Date: 2011-03-31 03:02 pm (UTC)
From: [identity profile] slemslempike.livejournal.com
I hadn't! I had vaguely noticed the fun on the girls' section and lack thereof on the boys', but hadn't thought about it very much. I think the commenter's (can't remember her username and can't check as am at work) idea of boys' play being more serious than girls is interesting. From my work, I think that it may also partly be that girls' fun is more commercialised, so that it is encouraged to buy fun rather than just have it. Also that the work of femininity is couched as fun, whereas I think the work of masculinity operates rather differently. Thanks for pointing it out!

Date: 2011-03-31 03:21 pm (UTC)
From: [identity profile] ankaret.livejournal.com
the work of femininity is couched as fun

I had never thought of it this way before but it is SO TRUE. Hence the, er, spread of things like pole-dancing lessons or getting a facial and your colours done as a suitable activity for a hen weekend. I haven't had anyone suggest that I celebrate their imminent nuptuals by going and getting waxed together yet, but I do wonder if it's only a matter of time.

Date: 2011-04-02 09:59 pm (UTC)
From: [identity profile] slemslempike.livejournal.com
I think I remember someone on my flist having to go to a burlesque lesson for a hen night. Though that may have been a sadly not too unlikely nightmare.
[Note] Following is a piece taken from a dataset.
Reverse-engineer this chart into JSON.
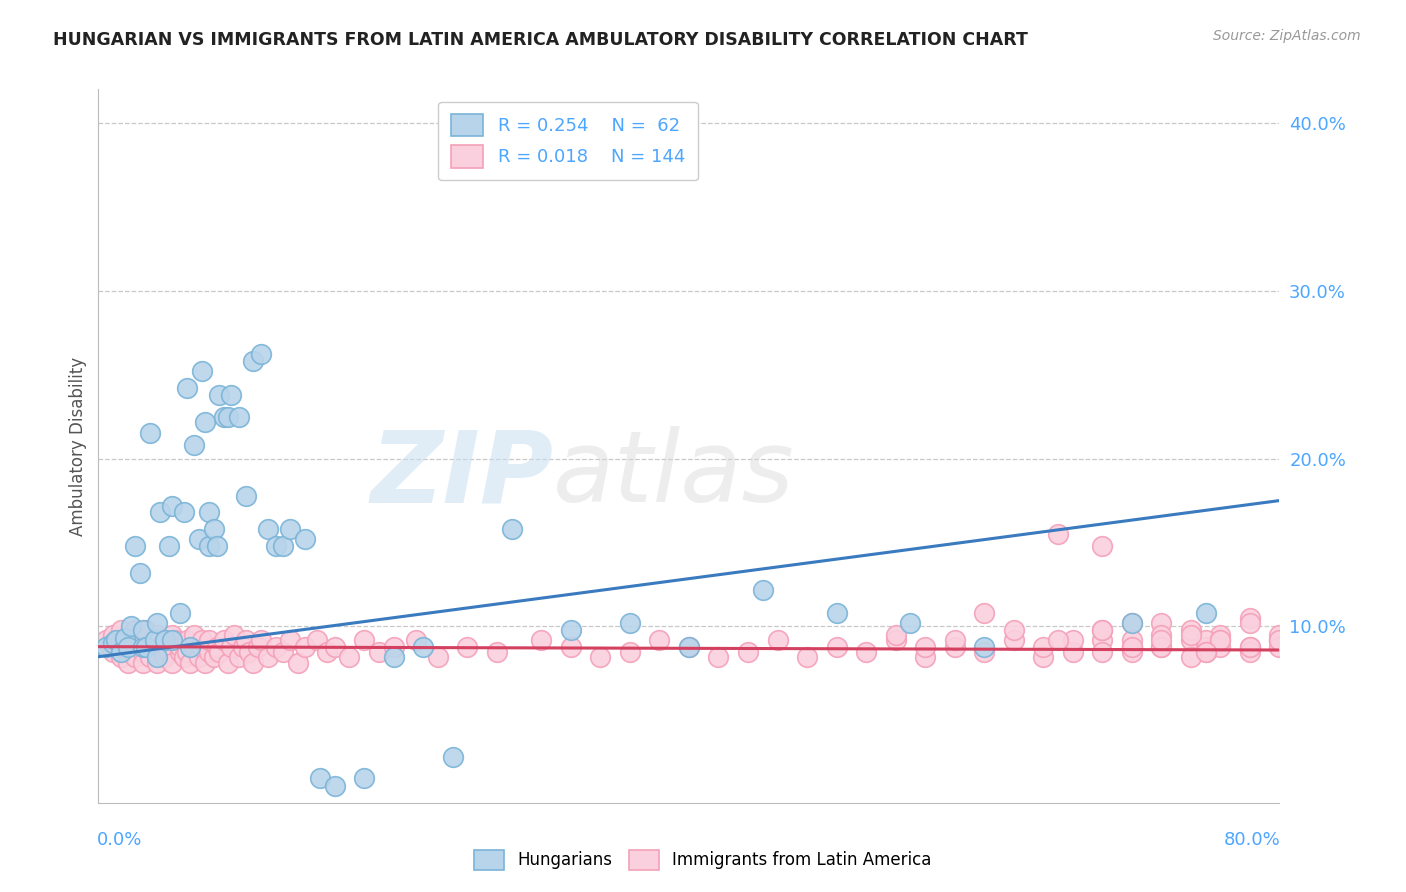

Date: 2011-03-31 02:27 pm (UTC)
From: [identity profile] ankaret.livejournal.com
I mostly remember it as a thing that vaguely Jeremy Clarksonish plonkers used to say at parties in the 90s, causing me to back away from them rapidly.

Date: 2011-03-31 02:57 pm (UTC)
From: [identity profile] slemslempike.livejournal.com
Ugh. I feel fortunate to have been sheltered from it up to now.

Date: 2011-04-01 05:55 am (UTC)
From: [identity profile] the_antichris.livejournal.com
NZ Inc. is a stupid term used by stupid right-wing parties and commentators to say, without actually saying it, 'We should run the country like a business! And fire all unproductive people!' (By sending all elderly people etc. to Stewart Island, one presumes.) 'UK PLC' as a shorthand for 'all UK business' sounds slightly more reasonable.

Date: 2011-04-01 01:23 pm (UTC)
From: [identity profile] slemslempike.livejournal.com
I hadn't heard of NZ Inc, but it sounds really annoying.